First Amended and Restated Option
On September 14, 2016,
EVINE Live Inc. (the “Company”) entered into Securities Purchase Agreements (the “Purchase Agreements”)
with certain accredited investors pursuant to which it agreed to sell (i) shares of the Company’s common stock, (ii) warrants
to purchase shares of the Company’s common stock, and (iii) certain options to purchase additional shares of, and warrants
to purchase shares of, the Company’s common stock. The Company previously disclosed the details of this transaction (the
“Transaction”) by current report on Form 8-K filed September 15, 2016.
On March 16, 2016,
the Company entered into a First Amended and Restated Option (the “Amended Option”) with TH Media Partners, LLC, one
of the investors in the Transaction (the “Investor”). Under the terms of the Amended Option, the Investor has the right
to exercise its option to purchase shares of the Company in two tranches. The first tranche reflects rights to purchase 150,000
shares of the Company’s common stock, which are issuable in the form of 100,000 common shares and a warrant to purchase an
additional 50,000 common shares. The first tranche must be exercised on or before March 16, 2017. The purchase price of the shares
issuable upon exercise shall be a price per share equal to the volume weighted average price of the Company’s common stock
on the Company’s principal trading market during the five trading days immediately prior to the exercise.
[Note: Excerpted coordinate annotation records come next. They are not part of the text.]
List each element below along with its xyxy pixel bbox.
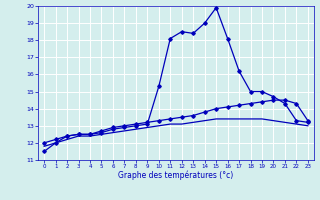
X-axis label: Graphe des températures (°c): Graphe des températures (°c) <box>118 171 234 180</box>
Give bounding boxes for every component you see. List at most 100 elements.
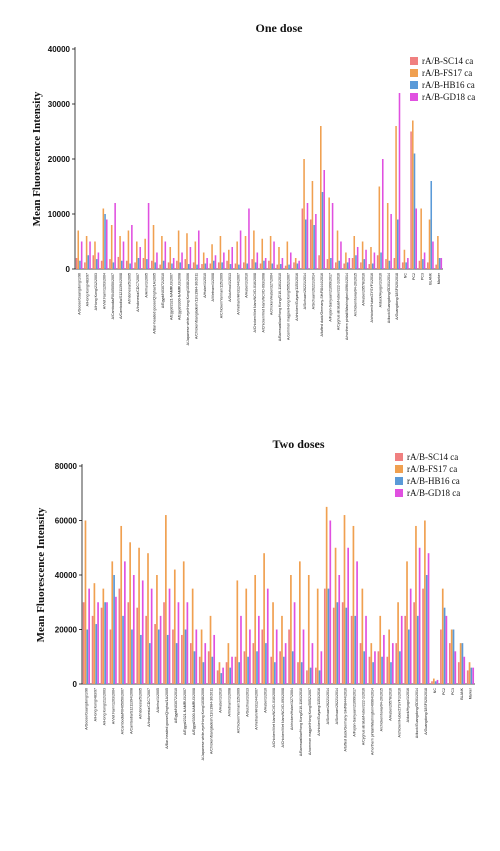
one-dose-x-tick-label: A/Barnswallow/Hong Kong/D10-1161/2010 <box>278 273 282 341</box>
two-doses-bar <box>177 602 180 684</box>
two-doses-bar <box>341 602 344 684</box>
one-dose-bar <box>77 230 80 269</box>
one-dose-bar <box>159 264 161 269</box>
one-dose-x-tick-label: A/Cambodia/R0405050/2007 <box>111 273 115 319</box>
one-dose-bar <box>121 260 123 269</box>
one-dose-bar <box>437 236 439 269</box>
two-doses-x-tick-label: A/Guangdong/18SF020/2018 <box>424 688 428 735</box>
two-doses-bar <box>266 588 269 684</box>
two-doses-bar <box>461 643 464 684</box>
one-dose-bar <box>129 263 131 269</box>
one-dose-bar <box>251 259 253 269</box>
one-dose-bar <box>363 259 366 269</box>
one-dose-x-tick-label: A/Indonesia/5/2005 <box>128 273 132 304</box>
one-dose-bar <box>410 131 412 269</box>
one-dose-bar <box>177 230 180 269</box>
one-dose-bar <box>423 252 426 269</box>
one-dose-bar <box>289 252 292 269</box>
one-dose-bar <box>390 214 392 269</box>
two-doses-bar <box>425 575 428 684</box>
two-doses-bar <box>307 575 310 684</box>
one-dose-bar <box>438 258 441 269</box>
one-dose-bar <box>187 264 190 269</box>
two-doses-y-axis-label: Mean Fluorescence Intensity <box>35 507 47 642</box>
two-doses-bar <box>198 656 201 684</box>
one-dose-bar <box>136 241 138 269</box>
two-doses-bar <box>270 656 273 684</box>
one-dose-bar <box>336 230 339 269</box>
two-doses-bar <box>275 629 278 684</box>
one-dose-x-tick-label: A/Egypt/3300-NAMRU3/2008 <box>178 273 182 320</box>
two-doses-bar <box>315 667 317 684</box>
two-doses-bar <box>231 656 233 684</box>
two-doses-bar <box>431 681 433 684</box>
two-doses-bar <box>229 667 232 684</box>
two-doses-bar <box>265 643 267 684</box>
two-doses-bar <box>359 643 362 684</box>
two-doses-x-tick-label: A/Hubei/1/2010 <box>263 688 267 713</box>
one-dose-x-tick-label: A/Hong Kong/483/97 <box>86 273 90 306</box>
one-dose-bar <box>102 208 105 269</box>
two-doses-bar <box>181 634 183 684</box>
two-doses-bar <box>213 634 216 684</box>
one-dose-bar <box>238 264 240 269</box>
two-doses-legend-swatch <box>395 465 403 473</box>
two-doses-x-tick-label: A/Japanese white-eye/Hong Kong/1038/2006 <box>201 688 205 760</box>
two-doses-bar <box>290 575 292 684</box>
one-dose-x-tick-label: A/chicken/Hubei/327/2004 <box>270 273 274 315</box>
two-doses-bar <box>109 629 112 684</box>
two-doses-bar <box>148 643 151 684</box>
one-dose-bar <box>376 255 379 269</box>
two-doses-x-tick-label: A/Cambodia/S1211394/2008 <box>129 688 133 734</box>
one-dose-bar <box>385 259 387 269</box>
one-dose-bar <box>152 225 155 269</box>
two-doses-x-tick-label: Marker <box>469 687 473 699</box>
one-dose-bar <box>318 255 320 269</box>
one-dose-x-tick-label: A/chicken/Hubei/ZYSYF1/2016 <box>370 273 374 323</box>
one-dose-bar <box>204 263 207 269</box>
two-doses-bar <box>274 662 276 684</box>
two-doses-bar <box>113 575 115 684</box>
one-dose-x-tick-label: A/chicken/Iowa/04-20/2015 <box>353 273 357 316</box>
two-doses-y-tick-label: 80000 <box>55 462 78 471</box>
one-dose-bar <box>418 260 421 269</box>
two-doses-bar <box>145 615 148 684</box>
one-dose-x-tick-label: A/Japanese white-eye/Hong Kong/1038/2006 <box>186 273 190 345</box>
one-dose-bar <box>172 258 175 269</box>
one-dose-y-tick-label: 20000 <box>48 155 71 164</box>
two-doses-bar <box>157 629 160 684</box>
two-doses-bar <box>409 588 412 684</box>
two-doses-bar <box>245 588 248 684</box>
one-dose-bar <box>181 252 183 269</box>
two-doses-bar <box>329 520 332 684</box>
two-doses-x-tick-label: A/Chicken/Viet Nam/NCVD-093/2008 <box>281 688 285 747</box>
one-dose-bar <box>154 262 157 269</box>
one-dose-bar <box>184 259 187 269</box>
two-doses-x-tick-label: A/Guizhou/1/2013 <box>245 688 249 717</box>
two-doses-bar <box>165 515 167 684</box>
two-doses-bar <box>193 651 196 684</box>
two-doses-bar <box>120 525 123 684</box>
two-doses-bar <box>416 615 419 684</box>
two-doses-bar <box>370 643 373 684</box>
two-doses-bar <box>379 615 382 684</box>
two-doses-bar <box>441 588 444 684</box>
one-dose-title: One dose <box>255 21 303 35</box>
one-dose-bar <box>253 230 255 269</box>
one-dose-bar <box>137 258 140 269</box>
one-dose-bar <box>346 262 349 269</box>
two-doses-bar <box>316 588 319 684</box>
two-doses-title: Two doses <box>272 437 324 451</box>
two-doses-x-tick-label: A/Indonesia/CDC7/2007 <box>147 688 151 727</box>
one-dose-x-tick-label: Marker <box>437 272 441 284</box>
one-dose-bar <box>412 120 414 269</box>
one-dose-bar <box>110 225 113 269</box>
two-doses-bar <box>350 615 353 684</box>
two-doses-bar <box>452 629 455 684</box>
one-dose-bar <box>217 262 220 269</box>
one-dose-bar <box>186 233 188 269</box>
one-dose-bar <box>420 208 422 269</box>
one-dose-bar <box>213 260 215 269</box>
two-doses-bar <box>97 602 99 684</box>
one-dose-bar <box>189 247 192 269</box>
The exercise price
of the warrant will be a price per share equal to a 50% premium to the closing price of the Company’s common stock on the
Company’s principal trading market on the trading day immediately preceding the exercise of such warrant.
The second tranche
reflects rights to purchase up to 1,073,945 shares of the Company’s common stock, which are issuable in the form of 715,963
common shares and a warrant to purchase an additional 357,982 common shares. The second tranche must be exercised on or before
September 16, 2017. The purchase price of the shares issuable upon exercise shall be a price per share equal to the volume weighted
average price of the Company’s common stock on the Company’s principal trading market during the five trading days
immediately prior to such exercise. The exercise price of the warrant will be a price per share equal to a 50% premium to the closing
price of the Company’s common stock on the Company’s principal trading market on the trading day immediately preceding
the exercise of such warrant.
Please refer to Form
8-K filed September 15, 2016, for additional details on the Transaction, including additional terms related to exercise of the
options and option warrants. As discussed in that report, the Company has concluded that the sale of securities under the Purchase
Agreements, and the issuance of securities upon exercise of the options, was exempt from registration under Securities Act of 1933,
as amended, pursuant to Rule 506 of Regulation D, promulgated thereunder.